Here is a route to more permanent access without footing much of the bill:

North Dakotans talk to your government officials and let everyone's Federal duck stamp money work for your own use again. Remove all state and county blockage of WPA land requisition by the US Fish and Wildlife Service

A little history:
In the 1980s the US Fish and Wildlife Department tried to purchase many new Waterfowl Production Areas. In fact at one time the goal may have been to double the acreage in ND.

The governor at the time (80s) essentially blocked all federal land requisition to counter act the growing anti-garrison diversion movement. Even land donated to the USF&W was denied.

Hey here is another hot political subject that impacted hunters.

I have notice that there have been a few WPA added to the North Dakota landscape over the past two years.

We no longer have the Garrison Diversion arguments as a block.

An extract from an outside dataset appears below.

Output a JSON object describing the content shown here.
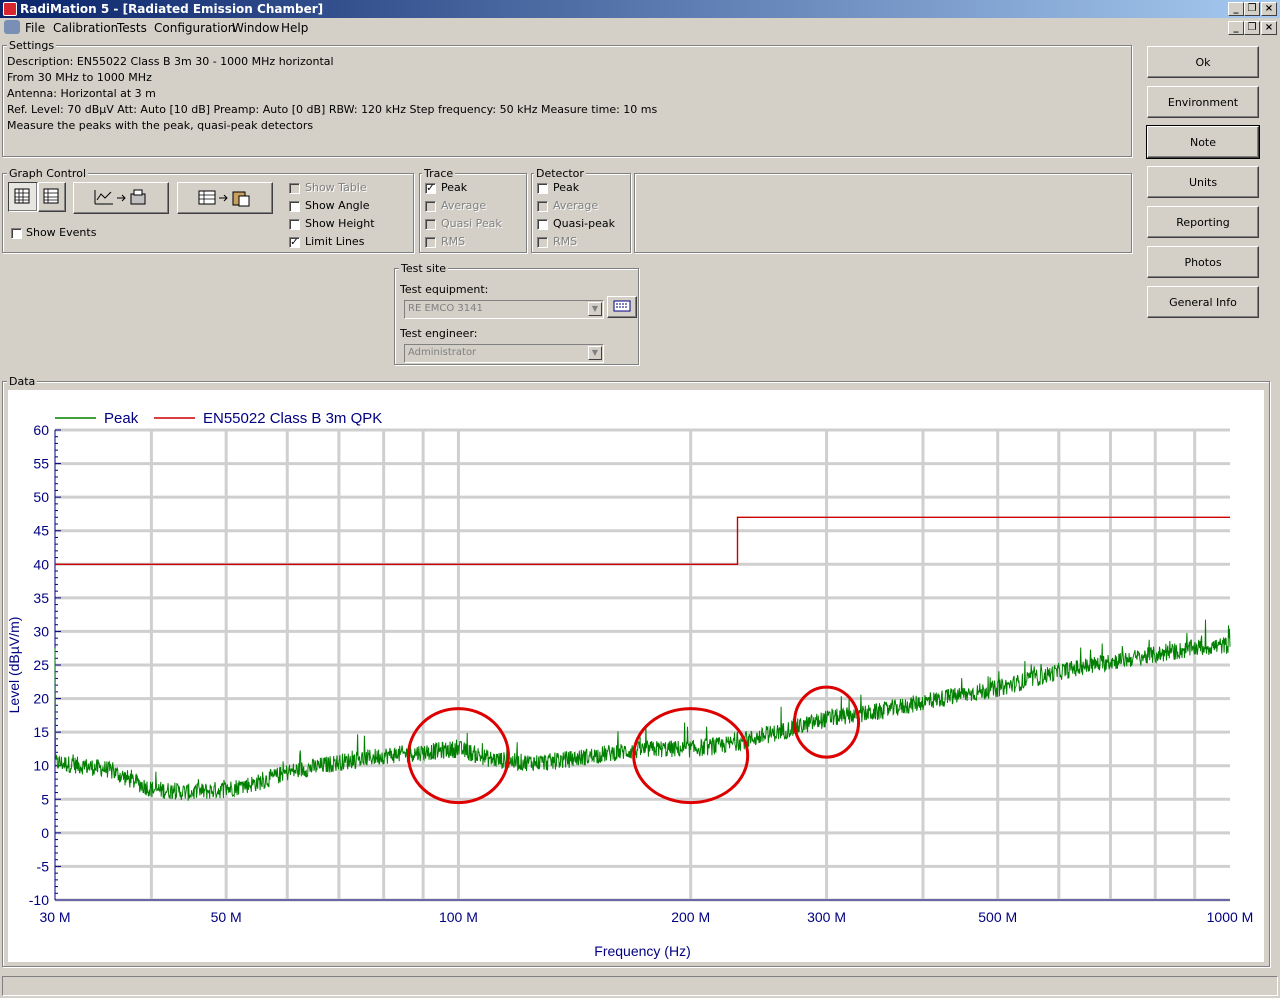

We do have county commissioners who try block federal land accession due to the reduced tax payments often made by federal government.

The North American Waterfowl Management plan could probably authorize quite a bit of wetland acquisition in ND. Your state and county governments are stopping these. Stutsman County (Jamestown area) has been one of the greatest opponents to land purchases in their county by the federal government.

Have them work with the feds to pay full taxation on the land so that county governments do not suffer.

Stop wetland drainage. Plenty of ditches and drain tile are still being installed.


----------